5. Setiap pengecatan yang akan dimulai pada suatu bidang, harus mendapat persetujuan
dari Pengawas. Sebelum memulai pengecatan, Kontraktor wajib melakukan percobaan
untuk disetujui Pengawas.
6. Kontraktor tidak diperkenankan memulai suatu pekerjaan di suatu tempat bila ada
kelainan/perbedaan di tempat itu sebelum kelainan tersebut diselesaikan.

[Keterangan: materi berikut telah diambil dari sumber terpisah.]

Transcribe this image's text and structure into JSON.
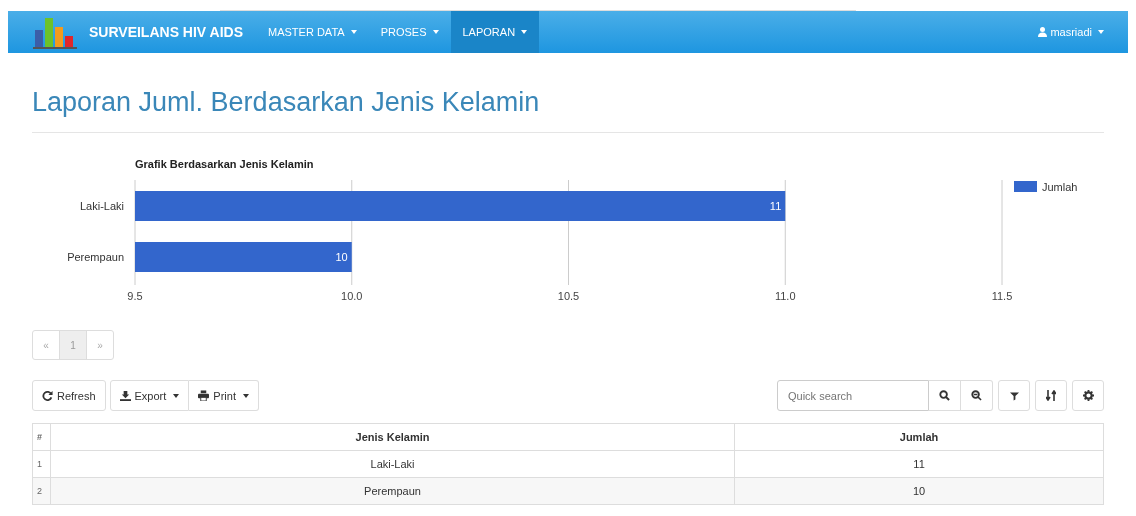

7. Bila ada kelainan dalam hal apapun antara gambar dan lain-lainnya, maka Kontraktor
harus segera melaporkannya kepada Pengawas .
8. Kontraktor wajib memperbaiki/mengulangi/mengganti kerusakan yang terjadi selama
masa pelaksanaan dan masa garansi, atas beban biaya Kontraktor, selama kerusakan
bukan disebabkan oleh tindakan PemberiTugas dan atau sesuai teknis pelaksanaan dari
pabrikTanal.

Teknis :

1. Lakukan pengecatan dengan cara terbaik, yang sesuai dengan prosedur dan teknik
pengecatan Tanal. Dilakukan kecuali spesifikasi lain. Jadi urutan pengecatan,
penggunaan lapisan-lapisan dasar dan tebal lapisan penutup minimal sama dengan
persyaratan pabrik. Pengecatan harus rata, tidak bertumpuk, tidak bercucuran atau
ada bekas - bekas yang menunjukkan tanda-tanda sapuan atau semprotan dan roller.

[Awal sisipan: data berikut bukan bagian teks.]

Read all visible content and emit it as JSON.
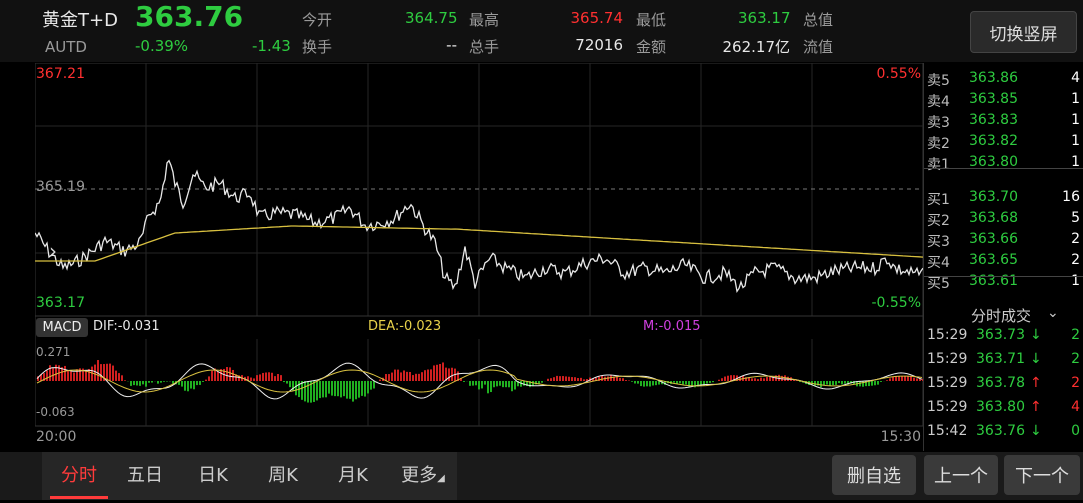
{
  "header": {
    "name": "黄金T+D",
    "code": "AUTD",
    "price": "363.76",
    "change_pct": "-0.39%",
    "change": "-1.43",
    "fields": [
      {
        "label": "今开",
        "value": "364.75",
        "color": "#2ecc40"
      },
      {
        "label": "最高",
        "value": "365.74",
        "color": "#ff3030"
      },
      {
        "label": "最低",
        "value": "363.17",
        "color": "#2ecc40"
      },
      {
        "label": "总值",
        "value": ""
      },
      {
        "label": "换手",
        "value": "--",
        "color": "#dddddd"
      },
      {
        "label": "总手",
        "value": "72016",
        "color": "#ffffff"
      },
      {
        "label": "金额",
        "value": "262.17亿",
        "color": "#ffffff"
      },
      {
        "label": "流值",
        "value": ""
      }
    ],
    "switch_label": "切换竖屏"
  },
  "chart": {
    "top_price": "367.21",
    "mid_price": "365.19",
    "bottom_price": "363.17",
    "top_pct": "0.55%",
    "bottom_pct": "-0.55%",
    "macd_label": "MACD",
    "dif": "DIF:-0.031",
    "dea": "DEA:-0.023",
    "m": "M:-0.015",
    "macd_top": "0.271",
    "macd_bottom": "-0.063",
    "time_start": "20:00",
    "time_end": "15:30"
  },
  "orderbook": {
    "sell": [
      {
        "label": "卖5",
        "price": "363.86",
        "vol": "4"
      },
      {
        "label": "卖4",
        "price": "363.85",
        "vol": "1"
      },
      {
        "label": "卖3",
        "price": "363.83",
        "vol": "1"
      },
      {
        "label": "卖2",
        "price": "363.82",
        "vol": "1"
      },
      {
        "label": "卖1",
        "price": "363.80",
        "vol": "1"
      }
    ],
    "buy": [
      {
        "label": "买1",
        "price": "363.70",
        "vol": "16"
      },
      {
        "label": "买2",
        "price": "363.68",
        "vol": "5"
      },
      {
        "label": "买3",
        "price": "363.66",
        "vol": "2"
      },
      {
        "label": "买4",
        "price": "363.65",
        "vol": "2"
      },
      {
        "label": "买5",
        "price": "363.61",
        "vol": "1"
      }
    ],
    "ticks_title": "分时成交",
    "ticks": [
      {
        "time": "15:29",
        "price": "363.73",
        "arrow": "↓",
        "vol": "2",
        "dir": "down"
      },
      {
        "time": "15:29",
        "price": "363.71",
        "arrow": "↓",
        "vol": "2",
        "dir": "down"
      },
      {
        "time": "15:29",
        "price": "363.78",
        "arrow": "↑",
        "vol": "2",
        "dir": "up"
      },
      {
        "time": "15:29",
        "price": "363.80",
        "arrow": "↑",
        "vol": "4",
        "dir": "up"
      },
      {
        "time": "15:42",
        "price": "363.76",
        "arrow": "↓",
        "vol": "0",
        "dir": "down"
      }
    ]
  },
  "tabs": [
    "分时",
    "五日",
    "日K",
    "周K",
    "月K",
    "更多"
  ],
  "buttons": {
    "remove_fav": "删自选",
    "prev": "上一个",
    "next": "下一个"
  }
}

2. Kesiapan dinding dalam aplikasi cat harus didasarkan pada evaluasi pabrik cat yang
dipilih atau ditunjuk.
3. Sapukan semua dasar dengan cat dasar memakai kuas. Penyemprotan hanya diijinkan
dilakukan bila disetujui Pengawas.
4. Pengecatan kembali dilakukan bila ada cat dasar atau cat akhir yang kurang menutupi,
atau lepas. Pengulangan pengecatan dilakukan sebagaimana ditunjukkan oleh
Pengawas, serta harus mengikuti petunjuk dan spesifikasi yang dikeluarkan pabrik
yang bersangkutan.
5. Kerapian pekerjaan cat ini dituntut untuk tidak mengotori dan menggangu pekerjaan
finishing lain, atau pekerjaan lain yang sudah terpasang. Pekerjaan yang tidak
sempurna diulang dan diperbaiki atas tanggungan Kontraktor.